Success will come from dealing with the root causes of addiction, according to Lem.

“I think we need to go further upstream. We know that addictions have a whole bunch of determinants – some social, some biological,” he said.

“We need to both talk about various programs – counselling programs, early intervention programs – to try to affect and get at the modifiable risk factors for addiction.”

Lem noted there’s a strong relationship between addiction and physical and emotional trauma.

“A lot of folks who are using drugs are doing so because they’re trying to block out all the crummy things that happen in their lives.

“We need to try and help people deal with those things in a way that’s more productive and more acceptable.”

Lem said it’s important to remember that addiction is a disease.

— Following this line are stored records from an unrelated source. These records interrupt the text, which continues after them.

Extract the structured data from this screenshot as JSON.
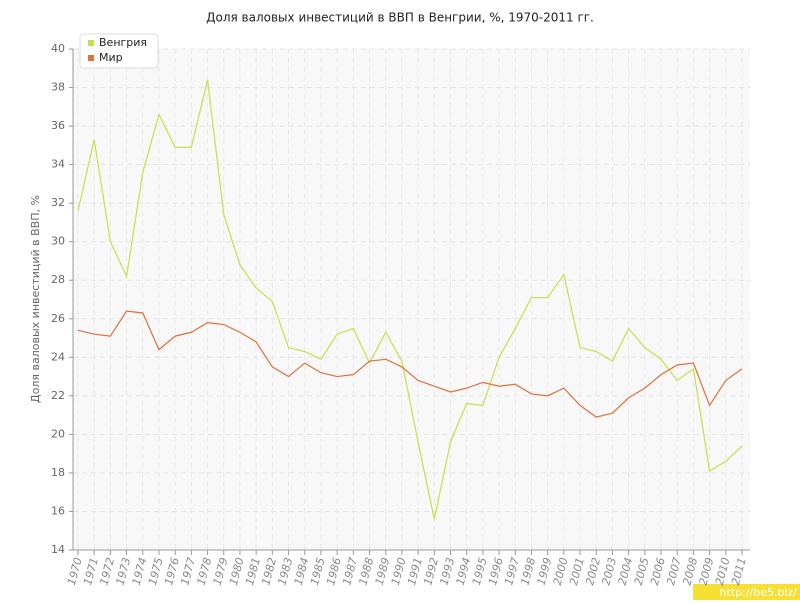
{
  "chart_data": {
    "type": "line",
    "title": "Доля валовых инвестиций в ВВП в Венгрии, %, 1970-2011 гг.",
    "y_label": "Доля валовых инвестиций в ВВП, %",
    "categories": [
      "1970",
      "1971",
      "1972",
      "1973",
      "1974",
      "1975",
      "1976",
      "1977",
      "1978",
      "1979",
      "1980",
      "1981",
      "1982",
      "1983",
      "1984",
      "1985",
      "1986",
      "1987",
      "1988",
      "1989",
      "1990",
      "1991",
      "1992",
      "1993",
      "1994",
      "1995",
      "1996",
      "1997",
      "1998",
      "1999",
      "2000",
      "2001",
      "2002",
      "2003",
      "2004",
      "2005",
      "2006",
      "2007",
      "2008",
      "2009",
      "2010",
      "2011"
    ],
    "series": [
      {
        "name": "Венгрия",
        "color": "#c5e04a",
        "values": [
          31.6,
          35.3,
          30.0,
          28.2,
          33.6,
          36.6,
          34.9,
          34.9,
          38.4,
          31.4,
          28.8,
          27.6,
          26.9,
          24.5,
          24.3,
          23.9,
          25.2,
          25.5,
          23.7,
          25.3,
          23.8,
          19.6,
          15.6,
          19.6,
          21.6,
          21.5,
          24.0,
          25.5,
          27.1,
          27.1,
          28.3,
          24.5,
          24.3,
          23.8,
          25.5,
          24.5,
          23.9,
          22.8,
          23.4,
          18.1,
          18.6,
          19.4
        ]
      },
      {
        "name": "Мир",
        "color": "#e0703c",
        "values": [
          25.4,
          25.2,
          25.1,
          26.4,
          26.3,
          24.4,
          25.1,
          25.3,
          25.8,
          25.7,
          25.3,
          24.8,
          23.5,
          23.0,
          23.7,
          23.2,
          23.0,
          23.1,
          23.8,
          23.9,
          23.5,
          22.8,
          22.5,
          22.2,
          22.4,
          22.7,
          22.5,
          22.6,
          22.1,
          22.0,
          22.4,
          21.5,
          20.9,
          21.1,
          21.9,
          22.4,
          23.1,
          23.6,
          23.7,
          21.5,
          22.8,
          23.4
        ]
      }
    ],
    "ylim": [
      14,
      40
    ],
    "yticks": [
      14,
      16,
      18,
      20,
      22,
      24,
      26,
      28,
      30,
      32,
      34,
      36,
      38,
      40
    ],
    "grid": true,
    "legend": "top-left",
    "source": "http://be5.biz/"
  }
}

“Unfortunately in society we have a tendency to dehumanize people with addictions and to think that people are using drugs by choice,” he said.

“And within medicine and within social science, we know that addictions are both a disease and a reaction to a bunch of social issues as well. So everybody who’s a drug user is somebody’s child. In some cases, they’re someone’s parents. A brother, a sister, a mother, a father.”

Lem added, “Nobody wakes up in the morning or is asked as a child what they want to be, and says, ‘I want to be a drug addict.’”

Click here for more information on naloxone and to find a training location near you – if it’s not yet available at your local pharmacy.

 

NALOXONE 411

Naloxone, also known as Narcan, is an antidote to an opioid overdose. Taking too many opioid drugs - such as morphine, heroin, oxycodone and fentanyl - can make breathing slow down or stop. Naloxone reverses this. It does not work for non-opioid overdoses such as cocaine, ecstasy, GHB or alcohol.

Naloxone and opioids bind to the same sites in the brain which affect breathing. However, naloxone binds more tightly and knocks the opioids off the receptors to restore breathing. It usually acts within five minutes. If large doses, strong opioids (like fentanyl) or long-lasting opioids (like methadone) are involved, or if there is liver damage, another dose may be required. Naloxone can be injected into a muscle, vein or under the skin, and it can be sprayed through the nose, but intranasal naloxone isn’t approved in Canada.

Naloxone - on the World Health Organizations List of Essential Medicines - does nothing to someone who has not taken opioids. In drug users, it can cause withdrawal symptoms.